# how do I get more bass in my cabin? i have subs in trunk



## nero1943 (Feb 7, 2005)

Hi guys

first time posting here, I have a 99 318i and i got tired of the stock radio so I upgraded my deck to alpine 9835, JBL 1200.1 amp, JL 12W7 in 1.65 cu feet seald box. I still have the stock speakers in the front. I've removed the rear deck speakers since the bass is all trapped in the bass. I have no ski hole. What should I do? i've heard ppl cutting the rear decks. But I am not tooo sure what to do.


----------



## nero1943 (Feb 7, 2005)

here is a list of what I have on the 318 now

--RF 4 gauge wires
--RF Fuse holder
--RF 1.0 farad Capacitor
--Stinger Hyper RCA
--Stinger Hyper RCA Y splitter x2
--Alpine 9835
--JL 12 W7 in sealed box ( 1.65 cu feet)
--JBL bp 1200.1


----------



## noflash (Jul 4, 2003)

There is a firewall behind your rear seat. I removed my ski-pass-plate with good results. Obviously you can't do that, but there is nothing stopping you from cutting your own hole into the plate.

Be careful though! I'd take it back to a high-end stereo install shop and see how the've overcome this before. I am thinking it'd be safe to cut a hole about the size of a ski-pass. Say, a rectangle 7" wide by 10" high.

But ASK A PROFESSIONAL!! My words above are not an endorsement that it is safe to cut metal on your bimmer. Just thinking out loud.

Good luck.



nero1943 said:


> Hi guys
> 
> first time posting here, I have a 99 318i and i got tired of the stock radio so I upgraded my deck to alpine 9835, JBL 1200.1 amp, JL 12W7 in 1.65 cu feet seald box. I still have the stock speakers in the front. I've removed the rear deck speakers since the bass is all trapped in the bass. I have no ski hole. What should I do? i've heard ppl cutting the rear decks. But I am not tooo sure what to do.


----------



## nero1943 (Feb 7, 2005)

yes yes I've been hearing cut the ski pass but even if I do my seat is still blocking the air!!!!!!!!!! I asked the shop and they told me to cut the rear deck.


----------



## JST (Dec 19, 2001)

More bass in your cabin?

Ask Babe.


----------



## noflash (Jul 4, 2003)

nero1943 said:


> yes yes I've been hearing cut the ski pass but even if I do my seat is still blocking the air!!!!!!!!!! I asked the shop and they told me to cut the rear deck.
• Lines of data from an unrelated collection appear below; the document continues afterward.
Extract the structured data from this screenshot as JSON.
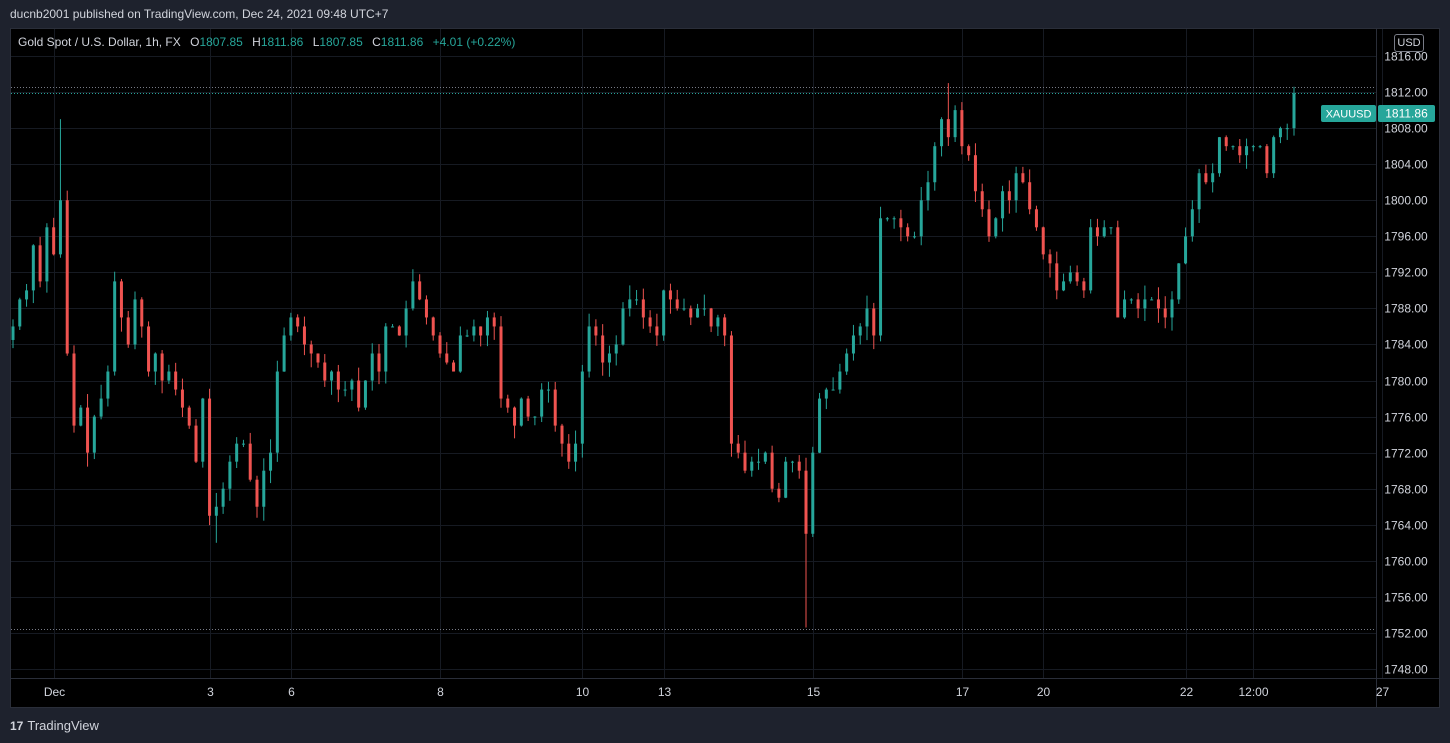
{
  "header": {
    "publisher_line": "ducnb2001 published on TradingView.com, Dec 24, 2021 09:48 UTC+7"
  },
  "legend": {
    "symbol": "Gold Spot / U.S. Dollar, 1h, FX",
    "open_label": "O",
    "open": "1807.85",
    "high_label": "H",
    "high": "1811.86",
    "low_label": "L",
    "low": "1807.85",
    "close_label": "C",
    "close": "1811.86",
    "change": "+4.01 (+0.22%)"
  },
  "price_scale": {
    "currency": "USD",
    "ticks": [
      "1816.00",
      "1812.00",
      "1808.00",
      "1804.00",
      "1800.00",
      "1796.00",
      "1792.00",
      "1788.00",
      "1784.00",
      "1780.00",
      "1776.00",
      "1772.00",
      "1768.00",
      "1764.00",
      "1760.00",
      "1756.00",
      "1752.00",
      "1748.00"
    ],
    "symbol_tag": "XAUUSD",
    "last_price": "1811.86"
  },
  "time_scale": {
    "ticks": [
      "Dec",
      "3",
      "6",
      "8",
      "10",
      "13",
      "15",
      "17",
      "20",
      "22",
      "12:00",
      "27"
    ]
  },
  "footer": {
    "logo_mark": "17",
    "logo_text": "TradingView"
  },
  "colors": {
    "up": "#26a69a",
    "down": "#ef5350",
    "background": "#000000",
    "grid": "#161a22",
    "last_price_tag": "#26a69a"
  },
  "chart_data": {
    "type": "candlestick",
    "title": "Gold Spot / U.S. Dollar, 1h, FX",
    "ylim": [
      1747,
      1819
    ],
    "grid": true,
    "high_line": 1812.6,
    "low_line": 1752.4,
    "last_price": 1811.86,
    "x_ticks": [
      {
        "label": "Dec",
        "bar": 6
      },
      {
        "label": "3",
        "bar": 29
      },
      {
        "label": "6",
        "bar": 41
      },
      {
        "label": "8",
        "bar": 63
      },
      {
        "label": "10",
        "bar": 84
      },
      {
        "label": "13",
        "bar": 96
      },
      {
        "label": "15",
        "bar": 118
      },
      {
        "label": "17",
        "bar": 140
      },
      {
        "label": "20",
        "bar": 152
      },
      {
        "label": "22",
        "bar": 173
      },
      {
        "label": "12:00",
        "bar": 183
      },
      {
        "label": "27",
        "bar": 202
      }
    ],
    "close": [
      1786,
      1789,
      1790,
      1795,
      1791,
      1797,
      1794,
      1800,
      1783,
      1775,
      1777,
      1772,
      1776,
      1778,
      1781,
      1791,
      1787,
      1784,
      1789,
      1786,
      1781,
      1783,
      1780,
      1781,
      1779,
      1777,
      1775,
      1771,
      1778,
      1765,
      1766,
      1768,
      1771,
      1773,
      1773,
      1769,
      1766,
      1770,
      1772,
      1781,
      1785,
      1787,
      1786,
      1784,
      1783,
      1782,
      1780,
      1781,
      1779,
      1779,
      1780,
      1777,
      1780,
      1783,
      1781,
      1786,
      1786,
      1785,
      1788,
      1791,
      1789,
      1787,
      1785,
      1783,
      1782,
      1781,
      1785,
      1785,
      1786,
      1785,
      1787,
      1786,
      1778,
      1777,
      1775,
      1778,
      1776,
      1776,
      1779,
      1779,
      1775,
      1773,
      1771,
      1773,
      1781,
      1786,
      1785,
      1782,
      1783,
      1784,
      1788,
      1789,
      1789,
      1787,
      1786,
      1785,
      1790,
      1789,
      1788,
      1788,
      1787,
      1788,
      1788,
      1786,
      1787,
      1785,
      1773,
      1772,
      1770,
      1771,
      1771,
      1772,
      1768,
      1767,
      1771,
      1771,
      1770,
      1763,
      1772,
      1778,
      1779,
      1779,
      1781,
      1783,
      1785,
      1786,
      1788,
      1785,
      1798,
      1798,
      1798,
      1797,
      1796,
      1796,
      1800,
      1802,
      1806,
      1809,
      1807,
      1810,
      1806,
      1805,
      1801,
      1799,
      1796,
      1798,
      1801,
      1800,
      1803,
      1802,
      1799,
      1797,
      1794,
      1793,
      1790,
      1791,
      1792,
      1791,
      1790,
      1797,
      1796,
      1797,
      1797,
      1787,
      1789,
      1789,
      1788,
      1789,
      1789,
      1788,
      1787,
      1789,
      1793,
      1796,
      1799,
      1803,
      1802,
      1803,
      1807,
      1806,
      1806,
      1805,
      1806,
      1806,
      1806,
      1803,
      1807,
      1808,
      1808,
      1811.86
    ]
  }
}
No, no. Listen to advice. I have a relatively mild Basslink in my trunk. Initially, I could hear nothing. Fold down the rear armrest pull down the back cover (velcro), pull out a 3-inch thick piece of insulation (it is the shape of the ski-pass and perforated), knock out the metal ski-pass plate (it is spot-welded, you need a hammer and flat ended crow bar). Now your bass comes though clear as day

You ask for advice from someone with experience and then write it off?

Bass does not need air to travel. Lay your ear on your desk and bang on it with your fist -- hear anything?

You think all these cars with subs in the trunk are driving around with their rear seats folded down?

Get busy.


----------



## DeCePtiCzXe39 (Oct 23, 2004)

I just recently upgraded my stereo system. I hav a JBL 600.1 amp to 1 12" JBL sub in a custom ported box and there's A LOT of bass going thru my cabin. Im thinking it's because of the ported box. Maybe if u dont want to cut any metal in your car u can try putting yur sub in a ported box. That's just my opinion and just trying to giv u an idea to get more bass in yur cabin. Well, i hope all goes well!


----------